House Speaker László Kövér called an extraordinary parliamentary session for Monday, 5 February. The left-wing opposition faction within the National Assembly has requested him to do so in an official letter, urging him to give the House the opportunity to vote on Sweden’s NATO accession before the planned parliamentary session in March.
The letter also called for two other issues to be on the agenda of the special session. One was a debate on euthanasia, a topic that made headlines with the case of Dániel Karsai, a lawyer who is suffering from ASL and is publicly fighting for legal euthanasia. The other was the proposed enhanced supervision of battery factories.
However, it was the vote on Sweden’s NATO accession that dominated the news headlines, both domestic and international.
The ratification has failed to pass the Hungarian National Assembly
after members of the ruling Fidesz-KDNP coalition did not show up for the special session.
However, some opposition MPs went absent as well.
Thus, there were not enough Members of Parliament present to make the vote outcome legally binding. The MPs had the chance to make public remarks before the vote. The final tally ended up being 43 votes for, seven against (the far-right Our Homeland Movement decided to say no), and one abstention.
Fidesz parliamentary group leader Máté Kocsis explained his party’s decision not to attend the session in a post on social media, writing:
‘Our official stance is that the Swedish ratification of NATO could take place early in the regular parliamentary session, but this will require a meeting between the two prime ministers in Budapest. If accession is important to the Swedes, they will come here, just as they went to Türkiye.’
Prime Minister Ulf Kristersson of Sweden has previously stated that he would be willing to visit Budapest once parliament ratifies his country’s accession to NATO.

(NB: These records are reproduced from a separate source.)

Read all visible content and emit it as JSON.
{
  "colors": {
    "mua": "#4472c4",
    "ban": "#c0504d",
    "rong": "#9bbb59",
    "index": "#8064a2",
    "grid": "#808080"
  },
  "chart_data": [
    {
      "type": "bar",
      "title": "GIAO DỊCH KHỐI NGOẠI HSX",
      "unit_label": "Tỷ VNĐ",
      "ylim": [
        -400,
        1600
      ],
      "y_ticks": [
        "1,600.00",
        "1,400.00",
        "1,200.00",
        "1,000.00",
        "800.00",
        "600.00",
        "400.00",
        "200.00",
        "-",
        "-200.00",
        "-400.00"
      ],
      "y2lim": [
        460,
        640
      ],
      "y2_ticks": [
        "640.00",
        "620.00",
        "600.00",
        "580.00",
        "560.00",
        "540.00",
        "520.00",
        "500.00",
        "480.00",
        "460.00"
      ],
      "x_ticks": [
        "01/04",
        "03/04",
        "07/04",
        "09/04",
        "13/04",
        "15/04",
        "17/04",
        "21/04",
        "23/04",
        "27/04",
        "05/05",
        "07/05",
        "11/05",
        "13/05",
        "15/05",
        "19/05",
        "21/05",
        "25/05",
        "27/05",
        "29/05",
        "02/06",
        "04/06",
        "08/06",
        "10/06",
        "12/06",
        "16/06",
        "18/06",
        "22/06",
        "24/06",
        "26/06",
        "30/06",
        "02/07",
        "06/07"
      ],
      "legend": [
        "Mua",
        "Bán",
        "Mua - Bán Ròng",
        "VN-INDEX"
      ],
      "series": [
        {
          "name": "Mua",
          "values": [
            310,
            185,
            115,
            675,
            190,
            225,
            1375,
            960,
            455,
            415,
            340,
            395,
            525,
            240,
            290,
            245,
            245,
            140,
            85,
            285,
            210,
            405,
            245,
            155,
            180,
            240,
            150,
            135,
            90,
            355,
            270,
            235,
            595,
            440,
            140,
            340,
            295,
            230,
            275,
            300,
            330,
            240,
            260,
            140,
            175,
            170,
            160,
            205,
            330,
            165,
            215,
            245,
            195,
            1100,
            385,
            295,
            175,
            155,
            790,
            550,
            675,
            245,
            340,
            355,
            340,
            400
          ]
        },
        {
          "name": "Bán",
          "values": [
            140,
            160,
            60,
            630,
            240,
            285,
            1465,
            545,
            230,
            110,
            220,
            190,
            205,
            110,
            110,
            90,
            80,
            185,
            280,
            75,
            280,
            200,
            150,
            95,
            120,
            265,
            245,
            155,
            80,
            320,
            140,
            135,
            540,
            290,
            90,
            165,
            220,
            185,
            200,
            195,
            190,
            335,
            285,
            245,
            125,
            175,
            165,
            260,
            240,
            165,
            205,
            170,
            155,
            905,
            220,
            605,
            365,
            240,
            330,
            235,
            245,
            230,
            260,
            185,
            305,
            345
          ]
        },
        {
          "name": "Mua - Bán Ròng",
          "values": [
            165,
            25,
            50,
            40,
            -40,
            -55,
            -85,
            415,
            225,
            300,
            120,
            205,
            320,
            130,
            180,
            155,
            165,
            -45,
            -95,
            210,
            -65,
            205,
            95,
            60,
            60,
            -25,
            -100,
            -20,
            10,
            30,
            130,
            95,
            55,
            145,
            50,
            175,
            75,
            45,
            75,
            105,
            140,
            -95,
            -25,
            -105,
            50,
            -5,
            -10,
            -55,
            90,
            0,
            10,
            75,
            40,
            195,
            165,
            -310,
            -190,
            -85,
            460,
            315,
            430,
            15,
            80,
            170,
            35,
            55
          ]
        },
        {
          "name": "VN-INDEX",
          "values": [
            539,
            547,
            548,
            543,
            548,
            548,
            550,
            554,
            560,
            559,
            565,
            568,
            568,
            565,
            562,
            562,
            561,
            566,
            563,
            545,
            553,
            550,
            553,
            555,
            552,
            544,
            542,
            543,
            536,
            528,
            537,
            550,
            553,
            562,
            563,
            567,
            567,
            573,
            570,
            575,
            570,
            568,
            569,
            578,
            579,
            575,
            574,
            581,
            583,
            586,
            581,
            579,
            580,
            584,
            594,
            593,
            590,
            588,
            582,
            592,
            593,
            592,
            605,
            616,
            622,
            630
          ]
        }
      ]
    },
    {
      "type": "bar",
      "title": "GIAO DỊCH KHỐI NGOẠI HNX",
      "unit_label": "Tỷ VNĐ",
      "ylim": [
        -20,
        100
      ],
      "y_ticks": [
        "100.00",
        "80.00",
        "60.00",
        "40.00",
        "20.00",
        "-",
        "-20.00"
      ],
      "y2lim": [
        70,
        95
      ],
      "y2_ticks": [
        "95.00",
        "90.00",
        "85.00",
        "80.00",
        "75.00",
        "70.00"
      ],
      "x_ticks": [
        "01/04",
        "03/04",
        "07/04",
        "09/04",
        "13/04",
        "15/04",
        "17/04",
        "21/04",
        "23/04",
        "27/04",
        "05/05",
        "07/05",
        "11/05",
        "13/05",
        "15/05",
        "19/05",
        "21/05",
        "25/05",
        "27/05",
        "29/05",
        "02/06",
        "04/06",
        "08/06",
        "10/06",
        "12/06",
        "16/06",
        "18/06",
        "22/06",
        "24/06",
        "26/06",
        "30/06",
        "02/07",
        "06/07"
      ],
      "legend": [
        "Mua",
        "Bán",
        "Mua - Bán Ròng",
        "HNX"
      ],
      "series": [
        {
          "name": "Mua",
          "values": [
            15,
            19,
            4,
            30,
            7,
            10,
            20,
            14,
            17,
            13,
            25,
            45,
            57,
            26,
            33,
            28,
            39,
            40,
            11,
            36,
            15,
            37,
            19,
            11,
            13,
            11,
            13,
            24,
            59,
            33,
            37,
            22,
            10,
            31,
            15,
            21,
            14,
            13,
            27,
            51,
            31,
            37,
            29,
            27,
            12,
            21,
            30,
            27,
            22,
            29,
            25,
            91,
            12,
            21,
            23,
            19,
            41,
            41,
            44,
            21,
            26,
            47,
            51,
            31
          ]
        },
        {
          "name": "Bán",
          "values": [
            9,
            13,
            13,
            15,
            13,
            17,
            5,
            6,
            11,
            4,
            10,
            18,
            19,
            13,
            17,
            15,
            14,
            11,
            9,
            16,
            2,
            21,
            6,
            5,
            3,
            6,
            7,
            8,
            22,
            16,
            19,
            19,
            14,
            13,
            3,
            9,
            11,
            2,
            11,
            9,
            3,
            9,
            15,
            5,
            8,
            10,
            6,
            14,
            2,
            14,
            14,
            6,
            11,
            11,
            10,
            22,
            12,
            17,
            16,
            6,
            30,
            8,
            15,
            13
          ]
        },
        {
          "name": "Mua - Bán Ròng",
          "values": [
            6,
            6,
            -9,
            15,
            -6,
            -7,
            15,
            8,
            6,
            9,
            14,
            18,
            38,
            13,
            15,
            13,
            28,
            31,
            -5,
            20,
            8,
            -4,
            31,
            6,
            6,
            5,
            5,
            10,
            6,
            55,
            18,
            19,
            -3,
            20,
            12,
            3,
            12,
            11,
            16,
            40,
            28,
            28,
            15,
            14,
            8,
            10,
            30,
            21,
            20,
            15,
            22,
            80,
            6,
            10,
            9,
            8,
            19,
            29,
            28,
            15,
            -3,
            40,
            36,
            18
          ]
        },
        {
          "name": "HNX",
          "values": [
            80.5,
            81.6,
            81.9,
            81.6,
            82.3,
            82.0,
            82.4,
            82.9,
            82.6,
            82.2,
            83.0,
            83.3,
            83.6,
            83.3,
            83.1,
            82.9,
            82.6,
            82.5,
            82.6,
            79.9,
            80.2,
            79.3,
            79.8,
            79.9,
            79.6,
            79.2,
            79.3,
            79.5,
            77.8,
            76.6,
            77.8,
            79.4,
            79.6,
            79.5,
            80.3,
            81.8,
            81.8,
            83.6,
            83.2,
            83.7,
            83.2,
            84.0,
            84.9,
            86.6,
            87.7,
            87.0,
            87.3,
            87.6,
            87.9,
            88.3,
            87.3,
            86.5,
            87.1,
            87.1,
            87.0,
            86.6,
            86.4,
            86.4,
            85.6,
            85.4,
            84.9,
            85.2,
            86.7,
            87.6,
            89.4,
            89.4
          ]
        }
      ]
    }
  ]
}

While the extraordinary session was taking place in the Budapest Parliament, members of the Orbán administration were attending an off-site cabinet meeting in Sopronbánfalva, a village in Western Hungary. Among the attendees was Minister of Foreign Affairs Péter Szijjártó, who held bilateral talks with his Estonian counterpart over the phone about the issue of Swedish NATO accession. According to the press release by the Foreign Ministry, Minister Szijjártó assured Foreign Minister Margus Tsahkna of Estonia that the Hungarian government’s disposition towards the matter remains ‘positive’.
Ambassador Pressman Is Disappointed
US Ambassador to Hungary David Pressman attended the special parliamentary session, alongside the ambassadors of other NATO Member States, and watched the vote take place from the Parliament gallery.
Upon the news of the extraordinary session being called, the US Embassy in Budapest praised the decision by House Speaker Kövér in a post on the social media platform X.
However, evidently, the procedure did not play out the way Ambassador Pressman was hoping it would. A spokesperson for the US Embassy released a statement after the null and void vote in the Assembly, claiming that the United States is ‘disappointed’ by the fact that Sweden’s NATO membership is still yet to be ratified by the last standout Member State, Hungary.
Previously, the US has tried to apply pressure to get the Orbán administration to act on the matter. Back in June, Republican Senator James E. Risch from Idaho, a member of the Senate Foreign Relations Committee, vetoed a $735 million arms deal between the US and Hungary, citing the delay in the Swedish NATO accession as the reason. Earlier this month, the Chair of the Foreign Relations Committee, Senator Ben Cardin (D-Maryland) went as far as calling for sanctions against Hungary for a number of supposed infractions, which too included the refusal to approve Sweden as the new NATO member.